Eine Meinungsäußerung ist gekennzeichnet durch die Elemente der Stellungnahme, des Dafürhaltens und des Meinens im Rahmen einer geistigen Auseinandersetzung (vgl. BVerfG, Beschluss vom 28.09.2015, Az. 1 BvR 3217/14). Im Gegensatz zu Tatsachenbehauptungen sind Meinungsäußerungen wegen des subjektiven Bezug des Äußernden zum Inhalt seiner Äußerung nicht dem Beweis zugänglich, das heißt nicht überprüfbar im Sinne von wahr oder falsch.

Im Gegensatz zu einer Meinungsäußerung handelt es sich bei einer Tatsachenbehauptung um eine Äußerung, die einer objektiven Klärung zugänglich und damit, wenn sie wahr ist, beweisbar ist (vgl. BVerfG, Beschluss vom 16.03.2017, Az. 1 BvR 3085/1).

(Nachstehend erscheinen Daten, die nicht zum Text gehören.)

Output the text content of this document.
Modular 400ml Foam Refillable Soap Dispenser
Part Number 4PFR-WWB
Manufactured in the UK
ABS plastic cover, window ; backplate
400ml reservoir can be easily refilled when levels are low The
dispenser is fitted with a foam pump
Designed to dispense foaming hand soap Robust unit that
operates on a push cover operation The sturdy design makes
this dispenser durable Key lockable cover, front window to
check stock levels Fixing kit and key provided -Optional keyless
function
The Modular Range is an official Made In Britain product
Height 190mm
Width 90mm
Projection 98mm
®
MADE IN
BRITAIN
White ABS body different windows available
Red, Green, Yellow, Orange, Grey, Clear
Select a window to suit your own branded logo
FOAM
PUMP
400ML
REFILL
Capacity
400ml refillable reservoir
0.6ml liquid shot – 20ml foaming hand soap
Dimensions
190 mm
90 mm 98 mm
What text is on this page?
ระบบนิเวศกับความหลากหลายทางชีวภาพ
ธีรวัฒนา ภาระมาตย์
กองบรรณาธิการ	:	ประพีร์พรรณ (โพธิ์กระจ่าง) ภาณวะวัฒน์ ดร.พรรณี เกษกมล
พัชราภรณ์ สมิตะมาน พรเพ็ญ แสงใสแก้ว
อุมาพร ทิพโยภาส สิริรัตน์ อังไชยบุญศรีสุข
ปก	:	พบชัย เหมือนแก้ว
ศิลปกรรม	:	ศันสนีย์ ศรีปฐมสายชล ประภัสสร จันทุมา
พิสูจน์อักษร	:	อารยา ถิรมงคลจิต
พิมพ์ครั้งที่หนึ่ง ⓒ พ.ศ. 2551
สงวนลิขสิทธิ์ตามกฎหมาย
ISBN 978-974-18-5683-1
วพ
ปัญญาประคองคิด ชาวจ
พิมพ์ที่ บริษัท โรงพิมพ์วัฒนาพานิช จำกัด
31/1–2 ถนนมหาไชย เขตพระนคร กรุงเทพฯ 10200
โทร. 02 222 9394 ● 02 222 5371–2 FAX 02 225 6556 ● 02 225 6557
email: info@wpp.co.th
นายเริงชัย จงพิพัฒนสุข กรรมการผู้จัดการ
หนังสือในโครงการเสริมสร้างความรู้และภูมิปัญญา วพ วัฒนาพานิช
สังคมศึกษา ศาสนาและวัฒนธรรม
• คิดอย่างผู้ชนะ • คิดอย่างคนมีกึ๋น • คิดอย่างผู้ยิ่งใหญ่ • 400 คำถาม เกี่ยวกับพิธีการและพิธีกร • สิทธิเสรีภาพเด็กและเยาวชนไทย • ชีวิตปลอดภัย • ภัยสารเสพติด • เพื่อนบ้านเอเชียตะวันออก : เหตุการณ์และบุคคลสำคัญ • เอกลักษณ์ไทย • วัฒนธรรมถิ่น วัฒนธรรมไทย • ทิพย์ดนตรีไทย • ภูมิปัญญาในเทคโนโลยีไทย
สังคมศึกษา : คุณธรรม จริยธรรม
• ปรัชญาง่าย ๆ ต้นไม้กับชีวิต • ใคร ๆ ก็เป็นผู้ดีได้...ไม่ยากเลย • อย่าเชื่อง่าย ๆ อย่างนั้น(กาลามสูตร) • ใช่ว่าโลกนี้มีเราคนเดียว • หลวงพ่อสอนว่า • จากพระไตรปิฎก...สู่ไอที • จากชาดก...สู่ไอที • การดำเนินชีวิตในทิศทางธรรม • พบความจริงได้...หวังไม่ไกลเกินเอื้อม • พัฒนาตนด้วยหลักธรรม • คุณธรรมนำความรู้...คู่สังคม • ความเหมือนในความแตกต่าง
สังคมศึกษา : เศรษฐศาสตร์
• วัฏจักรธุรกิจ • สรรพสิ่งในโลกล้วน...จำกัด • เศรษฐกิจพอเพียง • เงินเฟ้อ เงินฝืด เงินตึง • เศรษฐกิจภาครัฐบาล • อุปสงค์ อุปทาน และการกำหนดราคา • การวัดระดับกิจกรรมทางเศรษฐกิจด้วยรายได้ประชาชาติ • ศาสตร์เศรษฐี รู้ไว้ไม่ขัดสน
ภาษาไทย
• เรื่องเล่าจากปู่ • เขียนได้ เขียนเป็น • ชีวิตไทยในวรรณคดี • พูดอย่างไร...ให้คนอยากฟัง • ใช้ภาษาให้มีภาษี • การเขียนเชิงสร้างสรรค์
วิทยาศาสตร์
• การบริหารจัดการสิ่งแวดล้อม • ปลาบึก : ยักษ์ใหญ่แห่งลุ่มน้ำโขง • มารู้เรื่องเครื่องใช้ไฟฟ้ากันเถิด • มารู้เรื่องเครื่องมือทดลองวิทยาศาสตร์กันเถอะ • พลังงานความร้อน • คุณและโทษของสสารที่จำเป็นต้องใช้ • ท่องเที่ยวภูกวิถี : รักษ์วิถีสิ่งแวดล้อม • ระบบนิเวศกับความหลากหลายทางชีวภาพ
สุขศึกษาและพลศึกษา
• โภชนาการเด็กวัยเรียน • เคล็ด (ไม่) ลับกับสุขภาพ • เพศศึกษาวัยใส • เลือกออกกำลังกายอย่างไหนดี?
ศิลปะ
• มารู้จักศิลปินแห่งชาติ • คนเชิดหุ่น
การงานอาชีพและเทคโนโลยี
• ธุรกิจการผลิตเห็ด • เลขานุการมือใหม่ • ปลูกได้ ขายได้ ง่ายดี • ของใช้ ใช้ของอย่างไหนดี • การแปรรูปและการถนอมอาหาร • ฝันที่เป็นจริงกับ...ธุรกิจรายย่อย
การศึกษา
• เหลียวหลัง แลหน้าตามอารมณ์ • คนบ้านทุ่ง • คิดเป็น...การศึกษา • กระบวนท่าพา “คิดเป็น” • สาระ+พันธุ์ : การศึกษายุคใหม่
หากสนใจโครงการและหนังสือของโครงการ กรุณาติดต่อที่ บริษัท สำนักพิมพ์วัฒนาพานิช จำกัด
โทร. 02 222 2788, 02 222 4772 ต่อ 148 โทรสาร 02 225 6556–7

Diese Unterteilung ist alltäglich von immenser Bedeutung, da eine mehr als nur erhebliche Anzahl der Bewertungen Tatsachenäußerungen enthält, die durch das Portal zu entfernen sind, wenn sie sich als nicht beweisbar wahr darstellen. Beispielweise seinen hier Bewertungen genannt wie:

„Der Arzt hat die falsche Diagnose gestellt.“, oder „Der Arzt hat einen Bandscheibenvorfall übersehen“.
Bei derartigen Veröffentlichungen müsste Jameda durch Rückfrage bei dem Bewertenden Informationen beibringen, die die getroffene Bewertung als wahre Tatsache beweisen können. Die ist allerdings selten und in wenigen Konstellationen möglich, weshalb die Einträge in diesen Fällen zu löschen sind. Es besteht gegen das Bewertungsportal ein Unterlassungsanspruch.

Fazit

In der täglichen anwaltlichen Praxis hat sich herausgestellt, dass die anwaltliche Überprüfung von negativen Bewertungen mit dem Ziel der Löschung und Entfernung äußerst sinnvoll erscheint und oft zielführend ist.
Wegen der teilweise gegebenen Komplexität der juristischen Klassifizierung von anzugreifenden Bewertungen, sollte Abstand vom „Selbstversuch“ genommen werden. Durch die korrekte außergerichtliche Korrespondenz mit dem Portalbetreiber gelingt es regelmäßig, negative Bewertungen ohne gerichtliche Verfahren aus der Welt zu schaffen. Schlussendlich sei noch darauf hingewiesen, dass Rechtschutzversicherer grundsätzlich – versichertes Risiko vorausgesetzt – die Kosten der Rechtsverfolgung tragen.